Brexit. A word synonymous with UK mainstream media for years. Yet, since March 2020 it has been eclipsed. The deadline caught some industries and organisations off guard, with exporting businesses struggling with paperwork revisions and delays to shipping.
The problems facing the security industry as a result of Brexit have been two-fold. One relates to City-based companies who have lost employees through remote working. We have seen this first-hand in the financial sector. It’s been well-documented that the likes of HSBC, Royal Bank of Scotland and Barclays are all looking to reduce their corporate real estate as they embrace a hybrid working model. However, where these UK-based organisations were previously working freely with European clients, they are now considering relocating to locations such as Dublin or Frankfurt where there are no restrictions in place.

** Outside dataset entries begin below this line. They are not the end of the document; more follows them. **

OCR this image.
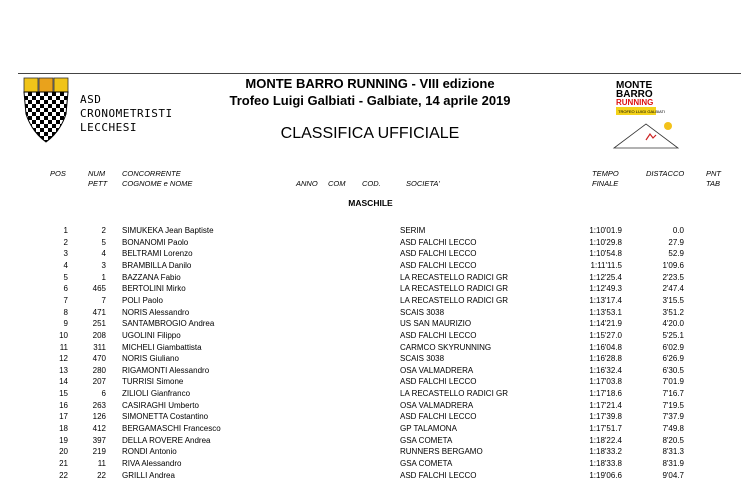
ASD
CRONOMETRISTI
LECCHESI
MONTE BARRO RUNNING - VIII edizione
Trofeo Luigi Galbiati - Galbiate, 14 aprile 2019
CLASSIFICA UFFICIALE
MONTE
BARRO
RUNNING
TROFEO LUIGI GALBIATI
POS	NUM
PETT
CONCORRENTE
COGNOME e NOME	ANNO COM COD.	SOCIETA'
TEMPO
FINALE
DISTACCO	PNT
TAB
MASCHILE
1	2 SIMUKEKA Jean Baptiste	SERIM	1:10'01.9	0.0
2	5 BONANOMI Paolo	ASD FALCHI LECCO	1:10'29.8	27.9
3	4 BELTRAMI Lorenzo	ASD FALCHI LECCO	1:10'54.8	52.9
4	3 BRAMBILLA Danilo	ASD FALCHI LECCO	1:11'11.5	1'09.6
5	1 BAZZANA Fabio	LA RECASTELLO RADICI GR	1:12'25.4	2'23.5
6	465 BERTOLINI Mirko	LA RECASTELLO RADICI GR	1:12'49.3	2'47.4
7	7 POLI Paolo	LA RECASTELLO RADICI GR	1:13'17.4	3'15.5
8	471 NORIS Alessandro	SCAIS 3038	1:13'53.1	3'51.2
9	251 SANTAMBROGIO Andrea	US SAN MAURIZIO	1:14'21.9	4'20.0
10	208 UGOLINI Filippo	ASD FALCHI LECCO	1:15'27.0	5'25.1
11	311 MICHELI Giambattista	CARMCO SKYRUNNING	1:16'04.8	6'02.9
12	470 NORIS Giuliano	SCAIS 3038	1:16'28.8	6'26.9
13	280 RIGAMONTI Alessandro	OSA VALMADRERA	1:16'32.4	6'30.5
14	207 TURRISI Simone	ASD FALCHI LECCO	1:17'03.8	7'01.9
15	6 ZILIOLI Gianfranco	LA RECASTELLO RADICI GR	1:17'18.6	7'16.7
16	263 CASIRAGHI Umberto	OSA VALMADRERA	1:17'21.4	7'19.5
17	126 SIMONETTA Costantino	ASD FALCHI LECCO	1:17'39.8	7'37.9
18	412 BERGAMASCHI Francesco	GP TALAMONA	1:17'51.7	7'49.8
19	397 DELLA ROVERE Andrea	GSA COMETA	1:18'22.4	8'20.5
20	219 RONDI Antonio	RUNNERS BERGAMO	1:18'33.2	8'31.3
21	11 RIVA Alessandro	GSA COMETA	1:18'33.8	8'31.9
22	22 GRILLI Andrea	ASD FALCHI LECCO	1:19'06.6	9'04.7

How will this empty office space be used? What will Canary Wharf look like in 10-years? Will it be theme parks to help boost travel and tourism? One thing is for sure, it’ll change the way security is handled. Securing empty buildings is very different to securing financial organisations or law firms who have got very strict security policies in place and hold highly confidential information. Ultimately, you might end up with fewer staff as a result.
Secondly, there are recruitment challenges. We are proud of our diversity at SmartSec. A lot of Eastern Europeans have been working with us in the UK long enough for them to qualify to stay. We won’t lose these people. However, looking further down the line when it comes to replacing people, any organisation will struggle to employ newcomers from overseas.
For industries such as healthcare it won’t be as bad as they will still be able to sponsor employees. This is the challenge facing the security industry. It is more difficult to sponsor someone in what is not deemed to be a highly skilled profession. Whilst this will put immense pressure on the employment market, it will likely be a positive thing for the workforce. There will be competition between companies as to who can offer the best benefits in order to attract the best candidates in a more limited talent pool. Improvements will be made in pay scales, terms and conditions, pensions, sick pay, insurance cover, or private health.
With less people, this might push the industry towards a more technology-led approach which, in turn, brings a different kind of security officer into the role.
Make no mistake. Brexit has brought with it a number of challenges, but with every challenge comes an opportunity. We must not lose sight of that.